Is New York becoming California?

If there is a poster child of a state hit hardest by the recession, it is California. For a year, the state government has hit its work force, taxpayers and every range of social program to ring savings out of its stumbling budget.

For his part, Gov. David A. Paterson has been warning that unless real cuts were made to the budget here, New York would feel the pain California has gone through.  With word that New York's deficit has now climbed another $2.2 billion in just the course of one month to $16.2 billion, the Empire State has a better-than-average chance of going the way of California.

What could be the effect?

For starters, big spending cuts are expected, as are big tax hikes. But if the Democrats who now control the governor's office and the Legislature in New York make the wrong decisions in the days ahead as they lead up to adoption of a 2009 budget, the consequences could be long lasting.

Will they turn to "creative" borrowings to fund things today that won't be paid back for a generation? Will they implement one too many solutions derided as gimmicks that, when combined with the sour revenue numbers, lead Wall Street agencies to lower the state's credit rating -- further driving up borrowing costs for years go come?
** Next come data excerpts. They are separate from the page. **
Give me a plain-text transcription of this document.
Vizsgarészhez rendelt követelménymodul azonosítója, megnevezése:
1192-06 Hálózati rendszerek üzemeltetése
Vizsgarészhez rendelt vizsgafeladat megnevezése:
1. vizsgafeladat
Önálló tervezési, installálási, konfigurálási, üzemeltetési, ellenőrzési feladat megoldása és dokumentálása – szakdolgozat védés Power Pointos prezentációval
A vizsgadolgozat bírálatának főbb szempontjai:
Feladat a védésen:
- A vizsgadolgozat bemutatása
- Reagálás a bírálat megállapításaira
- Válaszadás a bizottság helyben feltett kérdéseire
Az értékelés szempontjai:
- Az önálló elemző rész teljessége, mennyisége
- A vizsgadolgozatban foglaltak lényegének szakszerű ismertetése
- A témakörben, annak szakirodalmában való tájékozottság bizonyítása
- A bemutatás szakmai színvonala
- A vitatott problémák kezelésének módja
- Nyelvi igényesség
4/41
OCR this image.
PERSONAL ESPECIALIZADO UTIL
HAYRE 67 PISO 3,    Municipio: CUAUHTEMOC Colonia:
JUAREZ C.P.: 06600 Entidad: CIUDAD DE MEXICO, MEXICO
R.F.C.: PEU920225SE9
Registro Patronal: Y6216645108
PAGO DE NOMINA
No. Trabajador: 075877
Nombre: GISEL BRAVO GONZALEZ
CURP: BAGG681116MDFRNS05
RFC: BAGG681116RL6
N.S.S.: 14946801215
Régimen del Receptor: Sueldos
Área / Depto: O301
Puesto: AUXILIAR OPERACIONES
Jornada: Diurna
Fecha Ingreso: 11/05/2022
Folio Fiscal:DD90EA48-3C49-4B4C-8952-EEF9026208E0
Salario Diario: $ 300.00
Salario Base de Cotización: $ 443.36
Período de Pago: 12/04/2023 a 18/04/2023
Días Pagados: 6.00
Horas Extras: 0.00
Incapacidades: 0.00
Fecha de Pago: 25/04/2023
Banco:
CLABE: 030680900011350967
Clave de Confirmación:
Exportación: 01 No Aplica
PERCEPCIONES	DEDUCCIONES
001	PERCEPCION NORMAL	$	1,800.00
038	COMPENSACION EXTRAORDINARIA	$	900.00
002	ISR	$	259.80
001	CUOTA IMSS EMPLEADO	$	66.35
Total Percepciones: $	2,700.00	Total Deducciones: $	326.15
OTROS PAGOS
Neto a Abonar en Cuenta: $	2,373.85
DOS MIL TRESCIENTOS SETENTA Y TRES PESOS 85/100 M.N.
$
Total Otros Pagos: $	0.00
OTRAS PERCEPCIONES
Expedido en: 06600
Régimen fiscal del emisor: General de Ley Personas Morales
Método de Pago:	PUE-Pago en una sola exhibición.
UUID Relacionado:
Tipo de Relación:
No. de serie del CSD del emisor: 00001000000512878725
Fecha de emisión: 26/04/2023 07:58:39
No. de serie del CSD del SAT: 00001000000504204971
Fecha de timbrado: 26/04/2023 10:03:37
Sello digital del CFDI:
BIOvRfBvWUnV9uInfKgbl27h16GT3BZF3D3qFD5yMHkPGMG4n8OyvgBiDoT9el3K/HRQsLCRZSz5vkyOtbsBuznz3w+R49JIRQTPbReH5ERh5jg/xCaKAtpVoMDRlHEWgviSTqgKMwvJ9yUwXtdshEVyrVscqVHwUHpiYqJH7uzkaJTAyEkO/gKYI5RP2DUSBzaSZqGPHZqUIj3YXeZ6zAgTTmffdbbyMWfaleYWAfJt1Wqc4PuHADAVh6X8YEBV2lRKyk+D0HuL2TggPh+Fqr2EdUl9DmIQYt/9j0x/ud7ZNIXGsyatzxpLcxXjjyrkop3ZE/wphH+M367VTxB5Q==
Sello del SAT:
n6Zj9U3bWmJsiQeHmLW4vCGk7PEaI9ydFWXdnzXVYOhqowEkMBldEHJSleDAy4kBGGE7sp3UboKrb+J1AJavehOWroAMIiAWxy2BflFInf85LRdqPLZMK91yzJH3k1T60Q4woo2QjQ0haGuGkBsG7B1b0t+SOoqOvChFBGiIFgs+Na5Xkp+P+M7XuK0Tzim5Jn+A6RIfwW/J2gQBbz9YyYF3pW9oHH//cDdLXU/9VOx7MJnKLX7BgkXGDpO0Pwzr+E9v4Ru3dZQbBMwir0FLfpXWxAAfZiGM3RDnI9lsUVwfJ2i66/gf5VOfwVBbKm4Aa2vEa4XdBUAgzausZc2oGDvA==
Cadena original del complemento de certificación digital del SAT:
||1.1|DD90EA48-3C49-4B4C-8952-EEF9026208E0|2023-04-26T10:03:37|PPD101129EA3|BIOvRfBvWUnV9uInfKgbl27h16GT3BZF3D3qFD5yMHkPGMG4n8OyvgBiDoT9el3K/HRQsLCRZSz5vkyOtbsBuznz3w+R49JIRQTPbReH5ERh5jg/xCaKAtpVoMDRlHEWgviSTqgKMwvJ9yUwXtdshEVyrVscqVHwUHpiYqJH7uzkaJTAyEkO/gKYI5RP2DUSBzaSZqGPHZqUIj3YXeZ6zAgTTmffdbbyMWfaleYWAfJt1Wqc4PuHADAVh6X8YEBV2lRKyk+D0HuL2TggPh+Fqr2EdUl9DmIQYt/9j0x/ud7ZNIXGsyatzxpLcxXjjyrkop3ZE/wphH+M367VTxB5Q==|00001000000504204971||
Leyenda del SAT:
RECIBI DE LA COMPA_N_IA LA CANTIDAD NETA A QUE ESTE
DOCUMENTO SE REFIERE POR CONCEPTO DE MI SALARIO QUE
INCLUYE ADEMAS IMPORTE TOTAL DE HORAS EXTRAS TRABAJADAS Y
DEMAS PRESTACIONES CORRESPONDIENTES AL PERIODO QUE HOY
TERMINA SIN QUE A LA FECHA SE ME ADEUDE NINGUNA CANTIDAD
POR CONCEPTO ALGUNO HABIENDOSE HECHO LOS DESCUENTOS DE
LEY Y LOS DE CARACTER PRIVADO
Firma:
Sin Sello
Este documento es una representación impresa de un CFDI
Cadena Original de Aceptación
Will real reforms be instituted -- such as combining government functions to reduce duplication?

Frustrated rank-and-file lawmakers privately fear Paterson and legislative leaders are on the verge of missing real opportunities to take advantage of the fiscal crisis to end some of the much-criticized ways Albany spends and taxes.

"It's the worst I've ever seen it here," one lawmaker said Tuesday. But, will it be even worse after the budget is adopted?